1. Loosen lug nuts slightly, allows easier removal when wheels are free
2. Jack up car and place on stands, frame area just before it bends to engine bay. Frame will seem heavier there
3. Remove lug nuts and wheels
4. Remove the engine lower cover. This will allow access to the back of the main tension rod bolt.
5. I then loosened the nuts holding the tension rod to the control arm. Loosen each one a little at a time to not put all the pressure on one . I used a 1/2 ratchet with a small piece of pipe to give me more leverage
6. Loosen the main bolt holding the tension rod to the sub frame. You may need to use a second socket to keep the bolt from spinning. The nut is a 19mm and the rear bolt head is a 17mm if I remember correctly. Again I used a 1/2 ratchet and a small piece of pipe for more leverage.
7. Make sure to note the dots on the arms so you know where to put them back in if you are replacing the bushings in the existing rods. There is a minute difference in the angle of the bolts between the left and right.
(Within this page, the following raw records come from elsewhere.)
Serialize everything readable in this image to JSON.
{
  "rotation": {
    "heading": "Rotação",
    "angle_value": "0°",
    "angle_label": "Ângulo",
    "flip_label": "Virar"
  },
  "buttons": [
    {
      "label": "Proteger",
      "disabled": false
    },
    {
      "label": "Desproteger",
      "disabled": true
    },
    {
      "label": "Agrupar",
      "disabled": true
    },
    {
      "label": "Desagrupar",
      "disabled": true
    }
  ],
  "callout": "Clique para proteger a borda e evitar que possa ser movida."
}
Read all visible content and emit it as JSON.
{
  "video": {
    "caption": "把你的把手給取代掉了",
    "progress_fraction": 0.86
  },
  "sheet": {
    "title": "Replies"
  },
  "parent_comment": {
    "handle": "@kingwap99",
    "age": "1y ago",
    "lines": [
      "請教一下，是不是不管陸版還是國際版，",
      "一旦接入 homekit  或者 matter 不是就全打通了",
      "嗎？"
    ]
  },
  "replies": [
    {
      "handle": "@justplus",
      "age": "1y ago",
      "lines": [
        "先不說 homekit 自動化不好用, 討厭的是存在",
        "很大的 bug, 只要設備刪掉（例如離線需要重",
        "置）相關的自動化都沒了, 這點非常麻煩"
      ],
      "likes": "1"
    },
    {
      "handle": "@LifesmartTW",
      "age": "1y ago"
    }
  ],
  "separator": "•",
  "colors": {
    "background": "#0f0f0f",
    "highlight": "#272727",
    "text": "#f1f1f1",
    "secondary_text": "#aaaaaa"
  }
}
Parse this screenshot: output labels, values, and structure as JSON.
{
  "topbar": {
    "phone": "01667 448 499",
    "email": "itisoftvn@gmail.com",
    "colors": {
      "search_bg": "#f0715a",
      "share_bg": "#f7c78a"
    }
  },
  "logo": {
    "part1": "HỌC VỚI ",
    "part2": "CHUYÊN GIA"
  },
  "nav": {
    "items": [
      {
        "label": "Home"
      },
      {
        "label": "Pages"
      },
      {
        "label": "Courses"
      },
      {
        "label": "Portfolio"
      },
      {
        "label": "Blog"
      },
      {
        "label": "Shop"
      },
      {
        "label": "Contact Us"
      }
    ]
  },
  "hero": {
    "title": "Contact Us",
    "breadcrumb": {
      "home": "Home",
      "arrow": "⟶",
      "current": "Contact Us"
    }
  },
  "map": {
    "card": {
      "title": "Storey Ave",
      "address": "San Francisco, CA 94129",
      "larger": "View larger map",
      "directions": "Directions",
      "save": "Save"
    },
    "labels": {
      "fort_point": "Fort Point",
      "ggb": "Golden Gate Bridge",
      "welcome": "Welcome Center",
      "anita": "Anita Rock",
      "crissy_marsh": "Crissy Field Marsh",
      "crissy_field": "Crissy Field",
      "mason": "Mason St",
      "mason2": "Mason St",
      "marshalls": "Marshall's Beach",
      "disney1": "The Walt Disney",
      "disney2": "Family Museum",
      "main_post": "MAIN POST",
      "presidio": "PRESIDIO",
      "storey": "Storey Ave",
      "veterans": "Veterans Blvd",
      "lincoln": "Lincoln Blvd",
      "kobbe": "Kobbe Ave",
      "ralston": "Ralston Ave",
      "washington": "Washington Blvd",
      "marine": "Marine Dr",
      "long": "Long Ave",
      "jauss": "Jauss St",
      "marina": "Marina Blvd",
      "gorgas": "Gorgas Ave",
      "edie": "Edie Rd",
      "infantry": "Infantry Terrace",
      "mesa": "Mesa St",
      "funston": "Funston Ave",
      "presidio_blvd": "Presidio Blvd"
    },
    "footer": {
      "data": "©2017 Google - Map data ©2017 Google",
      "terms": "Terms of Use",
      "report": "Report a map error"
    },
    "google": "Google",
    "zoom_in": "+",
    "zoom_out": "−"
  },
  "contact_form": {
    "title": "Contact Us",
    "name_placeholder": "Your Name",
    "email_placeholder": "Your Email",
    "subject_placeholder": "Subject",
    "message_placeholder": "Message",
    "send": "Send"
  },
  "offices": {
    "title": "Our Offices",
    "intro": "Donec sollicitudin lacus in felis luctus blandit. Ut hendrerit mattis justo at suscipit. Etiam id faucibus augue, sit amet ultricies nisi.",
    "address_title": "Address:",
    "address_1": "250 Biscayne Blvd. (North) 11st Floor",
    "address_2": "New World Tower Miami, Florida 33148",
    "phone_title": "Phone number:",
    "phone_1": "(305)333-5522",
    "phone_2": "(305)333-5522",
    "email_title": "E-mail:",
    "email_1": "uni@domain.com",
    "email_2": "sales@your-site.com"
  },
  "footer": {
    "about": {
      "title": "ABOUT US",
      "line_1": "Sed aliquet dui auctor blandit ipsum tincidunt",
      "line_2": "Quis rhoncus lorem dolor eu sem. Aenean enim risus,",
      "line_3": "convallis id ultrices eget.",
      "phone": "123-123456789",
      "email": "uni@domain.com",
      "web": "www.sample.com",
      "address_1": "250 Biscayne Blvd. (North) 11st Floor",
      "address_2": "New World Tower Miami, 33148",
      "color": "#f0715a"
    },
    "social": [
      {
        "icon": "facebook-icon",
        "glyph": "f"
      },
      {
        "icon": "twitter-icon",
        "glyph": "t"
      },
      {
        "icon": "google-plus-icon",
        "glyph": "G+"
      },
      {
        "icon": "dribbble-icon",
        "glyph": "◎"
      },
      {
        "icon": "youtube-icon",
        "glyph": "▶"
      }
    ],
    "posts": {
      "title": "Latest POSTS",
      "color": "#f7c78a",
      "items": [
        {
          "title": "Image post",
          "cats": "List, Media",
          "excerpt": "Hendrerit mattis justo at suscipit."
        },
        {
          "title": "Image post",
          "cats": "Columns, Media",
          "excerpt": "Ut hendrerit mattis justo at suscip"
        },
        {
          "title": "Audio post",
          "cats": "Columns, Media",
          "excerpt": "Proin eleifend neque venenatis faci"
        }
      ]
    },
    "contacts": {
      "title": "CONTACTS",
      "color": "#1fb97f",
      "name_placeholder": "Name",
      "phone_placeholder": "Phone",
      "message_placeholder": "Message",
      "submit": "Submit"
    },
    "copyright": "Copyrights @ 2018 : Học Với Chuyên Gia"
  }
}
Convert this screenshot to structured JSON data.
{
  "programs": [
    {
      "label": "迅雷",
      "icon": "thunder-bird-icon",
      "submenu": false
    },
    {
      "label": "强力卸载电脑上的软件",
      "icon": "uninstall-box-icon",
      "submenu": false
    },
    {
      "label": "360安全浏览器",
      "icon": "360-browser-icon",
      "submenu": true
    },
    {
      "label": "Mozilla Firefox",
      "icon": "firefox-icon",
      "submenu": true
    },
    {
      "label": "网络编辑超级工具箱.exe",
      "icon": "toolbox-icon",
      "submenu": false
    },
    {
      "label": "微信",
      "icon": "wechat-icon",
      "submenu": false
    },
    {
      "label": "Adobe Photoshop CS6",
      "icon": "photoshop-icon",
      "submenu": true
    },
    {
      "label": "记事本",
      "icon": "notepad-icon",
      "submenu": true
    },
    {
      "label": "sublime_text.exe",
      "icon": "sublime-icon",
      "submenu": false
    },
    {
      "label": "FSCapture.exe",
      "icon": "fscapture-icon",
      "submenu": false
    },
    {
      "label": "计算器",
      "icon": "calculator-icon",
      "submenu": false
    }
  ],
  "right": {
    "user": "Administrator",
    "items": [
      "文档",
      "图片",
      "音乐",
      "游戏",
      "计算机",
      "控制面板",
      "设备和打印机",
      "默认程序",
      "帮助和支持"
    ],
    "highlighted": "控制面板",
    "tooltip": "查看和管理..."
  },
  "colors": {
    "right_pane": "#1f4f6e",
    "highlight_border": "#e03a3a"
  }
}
8. I suggest cleaning everything well including bolts etc. If the bolts and nuts are rusted, I would suggest getting new ones from the dealer. The manual states to replace the bolts and nuts but I think this has to do with the cinch part of the nut and rusting. I talked to a few people and no one said it was really required.
Now is a good time to inspect areas and clean up areas you normally cannot reach, especially if the goo has leaked out of your old bushings
If you are replacing the tension rod bushings make sure the arrow on the new bushings are assembled with the arrow facing the rod.
Reassemble
9. Slide the rod over the control arm and assemble the tension rod mount to the sub frame. The bolt goes thru from the inside of the car to the outside. Lightly assemble the nut enough to allow the bushing free movement but enough to keep the bolt in place.
10. Put the bolt on the tension rod thru the control arm and tighten the bolts. Use the alternating method to avoid straining or bending the rod. Not that it will happen, I just always learned it is better to alternate in this situation.
11. Torque the tension rod nuts on the control arm to 72-87 ft-lb of torque. Tighten 3/4 of the torque then torque to final tightness.
12. assmeble the wheels , lightly tighten the lug nuts, lower the car to the ground, tighten lug nuts to 72-87 ft-lb of torque. do this using an alternating pattern. Helps prevent warpage of the rotors.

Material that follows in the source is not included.